Details
-
Bug
-
Status: Open
-
Major
-
Resolution: Unresolved
-
1.8.1
-
None
-
None
Description
The Python DatumWriter seems to evaluate types in a union in reverse order. For example, with the following schema:
{ "type": "record", "name": "MyRecord", "fields": [ {"name": "my_field", "type": ["boolean", "double"]} ] }
If I set my_field to a boolean in my data, it seems to be encoded as a double. However, if I reverse the order of the types in my union (["double", "boolean"]) it seems to be encoded as a boolean.
This seems unintuitive for a couple of reasons:
- I'd expect the types in the union to be evaluated in the order they are specified, but they seem to be evaluated in reverse order
- Encoding a boolean as a double is a bit weird
I'm not sure if this is a bug or expected behaviour though. If this is the expected behaviour (or it can't be changed without breaking things) then it would be nice if this was documented somewhere (I searched by couldn't find anything), as it's pretty unintuitive.

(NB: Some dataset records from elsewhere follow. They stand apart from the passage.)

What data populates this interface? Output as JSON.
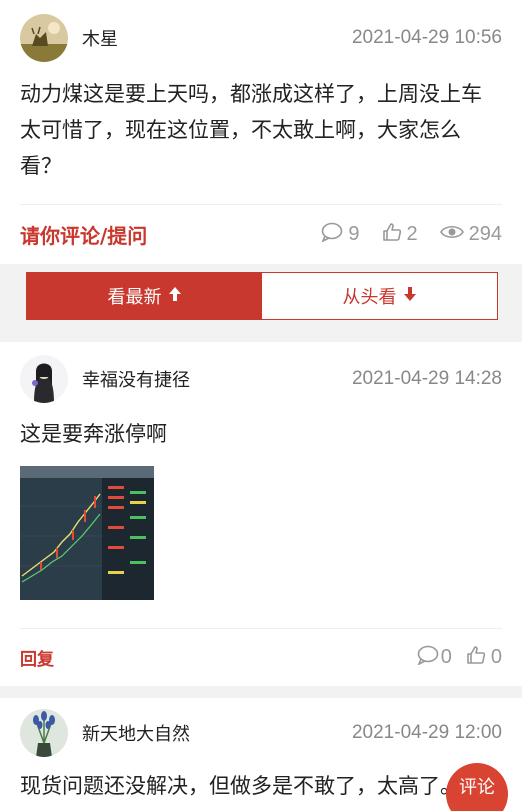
{
  "post": {
    "username": "木星",
    "time": "2021-04-29 10:56",
    "content": "动力煤这是要上天吗，都涨成这样了，上周没上车太可惜了，现在这位置，不太敢上啊，大家怎么看？",
    "comment_link": "请你评论/提问",
    "comments": "9",
    "likes": "2",
    "views": "294"
  },
  "tabs": {
    "latest": "看最新",
    "from_start": "从头看"
  },
  "replies": [
    {
      "username": "幸福没有捷径",
      "time": "2021-04-29 14:28",
      "content": "这是要奔涨停啊",
      "reply_link": "回复",
      "comments": "0",
      "likes": "0"
    },
    {
      "username": "新天地大自然",
      "time": "2021-04-29 12:00",
      "content": "现货问题还没解决，但做多是不敢了，太高了。"
    }
  ],
  "fab": {
    "label": "评论"
  },
  "colors": {
    "accent": "#c8382e",
    "muted": "#999999"
  }
}
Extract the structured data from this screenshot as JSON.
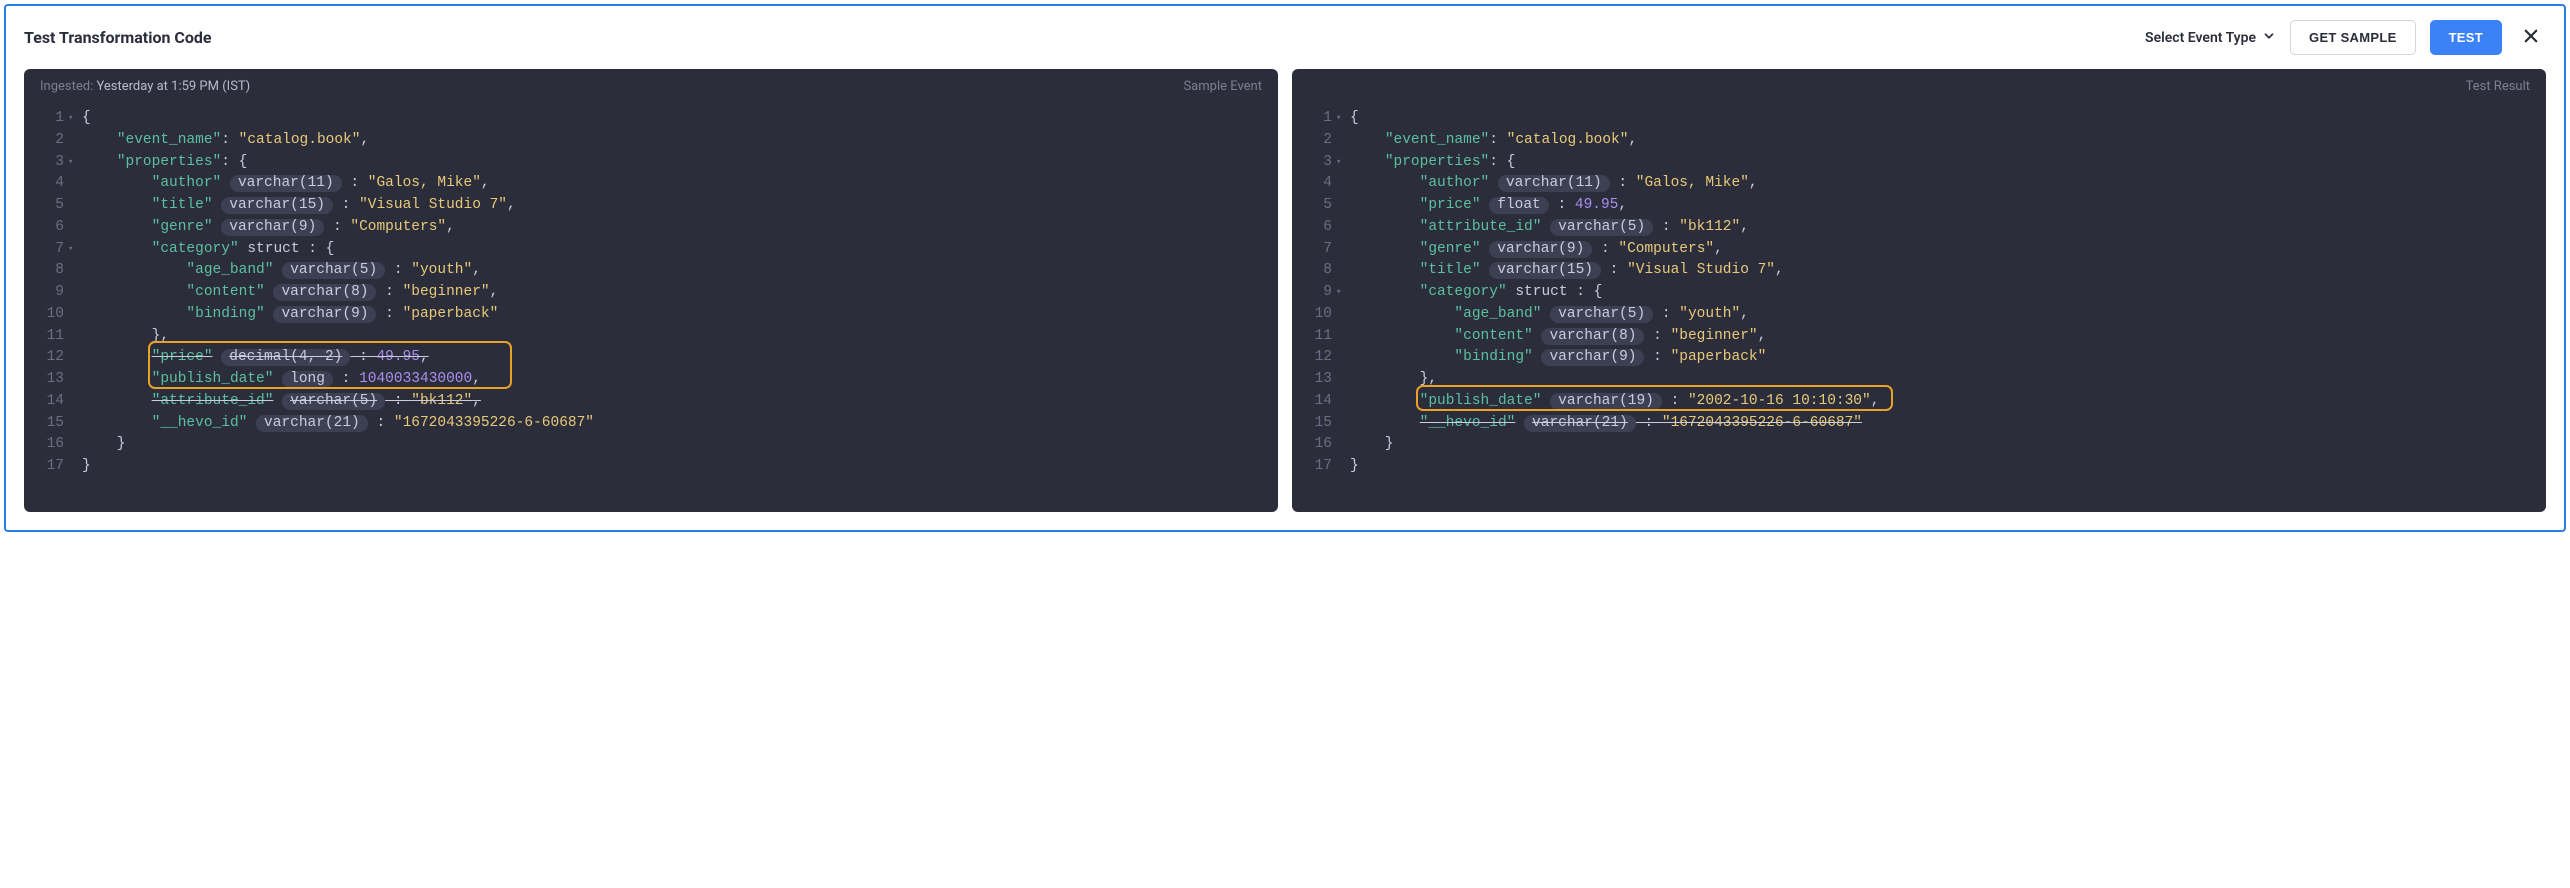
{
  "header": {
    "title": "Test Transformation Code",
    "select_event": "Select Event Type",
    "get_sample": "GET SAMPLE",
    "test": "TEST"
  },
  "left": {
    "ingested_label": "Ingested:",
    "ingested_time": "Yesterday at 1:59 PM (IST)",
    "tag": "Sample Event",
    "lines": [
      {
        "n": "1",
        "fold": "▾",
        "tokens": [
          {
            "t": "{",
            "c": "tok-punct"
          }
        ]
      },
      {
        "n": "2",
        "tokens": [
          {
            "t": "    "
          },
          {
            "t": "\"event_name\"",
            "c": "tok-key"
          },
          {
            "t": ": ",
            "c": "tok-punct"
          },
          {
            "t": "\"catalog.book\"",
            "c": "tok-str"
          },
          {
            "t": ",",
            "c": "tok-punct"
          }
        ]
      },
      {
        "n": "3",
        "fold": "▾",
        "tokens": [
          {
            "t": "    "
          },
          {
            "t": "\"properties\"",
            "c": "tok-key"
          },
          {
            "t": ": {",
            "c": "tok-punct"
          }
        ]
      },
      {
        "n": "4",
        "tokens": [
          {
            "t": "        "
          },
          {
            "t": "\"author\"",
            "c": "tok-key"
          },
          {
            "t": " "
          },
          {
            "t": "varchar(11)",
            "c": "tok-type"
          },
          {
            "t": " : ",
            "c": "tok-punct"
          },
          {
            "t": "\"Galos, Mike\"",
            "c": "tok-str"
          },
          {
            "t": ",",
            "c": "tok-punct"
          }
        ]
      },
      {
        "n": "5",
        "tokens": [
          {
            "t": "        "
          },
          {
            "t": "\"title\"",
            "c": "tok-key"
          },
          {
            "t": " "
          },
          {
            "t": "varchar(15)",
            "c": "tok-type"
          },
          {
            "t": " : ",
            "c": "tok-punct"
          },
          {
            "t": "\"Visual Studio 7\"",
            "c": "tok-str"
          },
          {
            "t": ",",
            "c": "tok-punct"
          }
        ]
      },
      {
        "n": "6",
        "tokens": [
          {
            "t": "        "
          },
          {
            "t": "\"genre\"",
            "c": "tok-key"
          },
          {
            "t": " "
          },
          {
            "t": "varchar(9)",
            "c": "tok-type"
          },
          {
            "t": " : ",
            "c": "tok-punct"
          },
          {
            "t": "\"Computers\"",
            "c": "tok-str"
          },
          {
            "t": ",",
            "c": "tok-punct"
          }
        ]
      },
      {
        "n": "7",
        "fold": "▾",
        "tokens": [
          {
            "t": "        "
          },
          {
            "t": "\"category\"",
            "c": "tok-key"
          },
          {
            "t": " "
          },
          {
            "t": "struct",
            "c": "tok-kw"
          },
          {
            "t": " : {",
            "c": "tok-punct"
          }
        ]
      },
      {
        "n": "8",
        "tokens": [
          {
            "t": "            "
          },
          {
            "t": "\"age_band\"",
            "c": "tok-key"
          },
          {
            "t": " "
          },
          {
            "t": "varchar(5)",
            "c": "tok-type"
          },
          {
            "t": " : ",
            "c": "tok-punct"
          },
          {
            "t": "\"youth\"",
            "c": "tok-str"
          },
          {
            "t": ",",
            "c": "tok-punct"
          }
        ]
      },
      {
        "n": "9",
        "tokens": [
          {
            "t": "            "
          },
          {
            "t": "\"content\"",
            "c": "tok-key"
          },
          {
            "t": " "
          },
          {
            "t": "varchar(8)",
            "c": "tok-type"
          },
          {
            "t": " : ",
            "c": "tok-punct"
          },
          {
            "t": "\"beginner\"",
            "c": "tok-str"
          },
          {
            "t": ",",
            "c": "tok-punct"
          }
        ]
      },
      {
        "n": "10",
        "tokens": [
          {
            "t": "            "
          },
          {
            "t": "\"binding\"",
            "c": "tok-key"
          },
          {
            "t": " "
          },
          {
            "t": "varchar(9)",
            "c": "tok-type"
          },
          {
            "t": " : ",
            "c": "tok-punct"
          },
          {
            "t": "\"paperback\"",
            "c": "tok-str"
          }
        ]
      },
      {
        "n": "11",
        "tokens": [
          {
            "t": "        },",
            "c": "tok-punct"
          }
        ]
      },
      {
        "n": "12",
        "tokens": [
          {
            "t": "        "
          },
          {
            "t": "\"price\"",
            "c": "tok-key strike"
          },
          {
            "t": " "
          },
          {
            "t": "decimal(4, 2)",
            "c": "tok-type strike"
          },
          {
            "t": " : ",
            "c": "tok-punct strike"
          },
          {
            "t": "49.95",
            "c": "tok-num strike"
          },
          {
            "t": ",",
            "c": "tok-punct strike"
          }
        ]
      },
      {
        "n": "13",
        "tokens": [
          {
            "t": "        "
          },
          {
            "t": "\"publish_date\"",
            "c": "tok-key"
          },
          {
            "t": " "
          },
          {
            "t": "long",
            "c": "tok-type"
          },
          {
            "t": " : ",
            "c": "tok-punct"
          },
          {
            "t": "1040033430000",
            "c": "tok-num"
          },
          {
            "t": ",",
            "c": "tok-punct"
          }
        ]
      },
      {
        "n": "14",
        "tokens": [
          {
            "t": "        "
          },
          {
            "t": "\"attribute_id\"",
            "c": "tok-key strike"
          },
          {
            "t": " "
          },
          {
            "t": "varchar(5)",
            "c": "tok-type strike"
          },
          {
            "t": " : ",
            "c": "tok-punct strike"
          },
          {
            "t": "\"bk112\"",
            "c": "tok-str strike"
          },
          {
            "t": ",",
            "c": "tok-punct strike"
          }
        ]
      },
      {
        "n": "15",
        "tokens": [
          {
            "t": "        "
          },
          {
            "t": "\"__hevo_id\"",
            "c": "tok-key"
          },
          {
            "t": " "
          },
          {
            "t": "varchar(21)",
            "c": "tok-type"
          },
          {
            "t": " : ",
            "c": "tok-punct"
          },
          {
            "t": "\"1672043395226-6-60687\"",
            "c": "tok-str"
          }
        ]
      },
      {
        "n": "16",
        "tokens": [
          {
            "t": "    }",
            "c": "tok-punct"
          }
        ]
      },
      {
        "n": "17",
        "tokens": [
          {
            "t": "}",
            "c": "tok-punct"
          }
        ]
      }
    ],
    "highlight": {
      "top_line": 12,
      "height_lines": 2,
      "left_ch": 8,
      "width_ch": 41
    }
  },
  "right": {
    "tag": "Test Result",
    "lines": [
      {
        "n": "1",
        "fold": "▾",
        "tokens": [
          {
            "t": "{",
            "c": "tok-punct"
          }
        ]
      },
      {
        "n": "2",
        "tokens": [
          {
            "t": "    "
          },
          {
            "t": "\"event_name\"",
            "c": "tok-key"
          },
          {
            "t": ": ",
            "c": "tok-punct"
          },
          {
            "t": "\"catalog.book\"",
            "c": "tok-str"
          },
          {
            "t": ",",
            "c": "tok-punct"
          }
        ]
      },
      {
        "n": "3",
        "fold": "▾",
        "tokens": [
          {
            "t": "    "
          },
          {
            "t": "\"properties\"",
            "c": "tok-key"
          },
          {
            "t": ": {",
            "c": "tok-punct"
          }
        ]
      },
      {
        "n": "4",
        "tokens": [
          {
            "t": "        "
          },
          {
            "t": "\"author\"",
            "c": "tok-key"
          },
          {
            "t": " "
          },
          {
            "t": "varchar(11)",
            "c": "tok-type"
          },
          {
            "t": " : ",
            "c": "tok-punct"
          },
          {
            "t": "\"Galos, Mike\"",
            "c": "tok-str"
          },
          {
            "t": ",",
            "c": "tok-punct"
          }
        ]
      },
      {
        "n": "5",
        "tokens": [
          {
            "t": "        "
          },
          {
            "t": "\"price\"",
            "c": "tok-key"
          },
          {
            "t": " "
          },
          {
            "t": "float",
            "c": "tok-type"
          },
          {
            "t": " : ",
            "c": "tok-punct"
          },
          {
            "t": "49.95",
            "c": "tok-num"
          },
          {
            "t": ",",
            "c": "tok-punct"
          }
        ]
      },
      {
        "n": "6",
        "tokens": [
          {
            "t": "        "
          },
          {
            "t": "\"attribute_id\"",
            "c": "tok-key"
          },
          {
            "t": " "
          },
          {
            "t": "varchar(5)",
            "c": "tok-type"
          },
          {
            "t": " : ",
            "c": "tok-punct"
          },
          {
            "t": "\"bk112\"",
            "c": "tok-str"
          },
          {
            "t": ",",
            "c": "tok-punct"
          }
        ]
      },
      {
        "n": "7",
        "tokens": [
          {
            "t": "        "
          },
          {
            "t": "\"genre\"",
            "c": "tok-key"
          },
          {
            "t": " "
          },
          {
            "t": "varchar(9)",
            "c": "tok-type"
          },
          {
            "t": " : ",
            "c": "tok-punct"
          },
          {
            "t": "\"Computers\"",
            "c": "tok-str"
          },
          {
            "t": ",",
            "c": "tok-punct"
          }
        ]
      },
      {
        "n": "8",
        "tokens": [
          {
            "t": "        "
          },
          {
            "t": "\"title\"",
            "c": "tok-key"
          },
          {
            "t": " "
          },
          {
            "t": "varchar(15)",
            "c": "tok-type"
          },
          {
            "t": " : ",
            "c": "tok-punct"
          },
          {
            "t": "\"Visual Studio 7\"",
            "c": "tok-str"
          },
          {
            "t": ",",
            "c": "tok-punct"
          }
        ]
      },
      {
        "n": "9",
        "fold": "▾",
        "tokens": [
          {
            "t": "        "
          },
          {
            "t": "\"category\"",
            "c": "tok-key"
          },
          {
            "t": " "
          },
          {
            "t": "struct",
            "c": "tok-kw"
          },
          {
            "t": " : {",
            "c": "tok-punct"
          }
        ]
      },
      {
        "n": "10",
        "tokens": [
          {
            "t": "            "
          },
          {
            "t": "\"age_band\"",
            "c": "tok-key"
          },
          {
            "t": " "
          },
          {
            "t": "varchar(5)",
            "c": "tok-type"
          },
          {
            "t": " : ",
            "c": "tok-punct"
          },
          {
            "t": "\"youth\"",
            "c": "tok-str"
          },
          {
            "t": ",",
            "c": "tok-punct"
          }
        ]
      },
      {
        "n": "11",
        "tokens": [
          {
            "t": "            "
          },
          {
            "t": "\"content\"",
            "c": "tok-key"
          },
          {
            "t": " "
          },
          {
            "t": "varchar(8)",
            "c": "tok-type"
          },
          {
            "t": " : ",
            "c": "tok-punct"
          },
          {
            "t": "\"beginner\"",
            "c": "tok-str"
          },
          {
            "t": ",",
            "c": "tok-punct"
          }
        ]
      },
      {
        "n": "12",
        "tokens": [
          {
            "t": "            "
          },
          {
            "t": "\"binding\"",
            "c": "tok-key"
          },
          {
            "t": " "
          },
          {
            "t": "varchar(9)",
            "c": "tok-type"
          },
          {
            "t": " : ",
            "c": "tok-punct"
          },
          {
            "t": "\"paperback\"",
            "c": "tok-str"
          }
        ]
      },
      {
        "n": "13",
        "tokens": [
          {
            "t": "        },",
            "c": "tok-punct"
          }
        ]
      },
      {
        "n": "14",
        "tokens": [
          {
            "t": "        "
          },
          {
            "t": "\"publish_date\"",
            "c": "tok-key"
          },
          {
            "t": " "
          },
          {
            "t": "varchar(19)",
            "c": "tok-type"
          },
          {
            "t": " : ",
            "c": "tok-punct"
          },
          {
            "t": "\"2002-10-16 10:10:30\"",
            "c": "tok-str"
          },
          {
            "t": ",",
            "c": "tok-punct"
          }
        ]
      },
      {
        "n": "15",
        "tokens": [
          {
            "t": "        "
          },
          {
            "t": "\"__hevo_id\"",
            "c": "tok-key strike"
          },
          {
            "t": " "
          },
          {
            "t": "varchar(21)",
            "c": "tok-type strike"
          },
          {
            "t": " : ",
            "c": "tok-punct strike"
          },
          {
            "t": "\"1672043395226-6-60687\"",
            "c": "tok-str strike"
          }
        ]
      },
      {
        "n": "16",
        "tokens": [
          {
            "t": "    }",
            "c": "tok-punct"
          }
        ]
      },
      {
        "n": "17",
        "tokens": [
          {
            "t": "}",
            "c": "tok-punct"
          }
        ]
      }
    ],
    "highlight": {
      "top_line": 14,
      "height_lines": 1,
      "left_ch": 8,
      "width_ch": 54
    }
  }
}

I've attached a full test case. The test case encodes and then decodes the data with both the original schema and the reversed version. For me it prints:
Type: <type 'float'> Type from reversed schema: <type 'bool'>
Ideally I'd expect the type to be 'bool' both times, but failing that I'd expect the type to be 'bool' the first time, and 'float' the second time.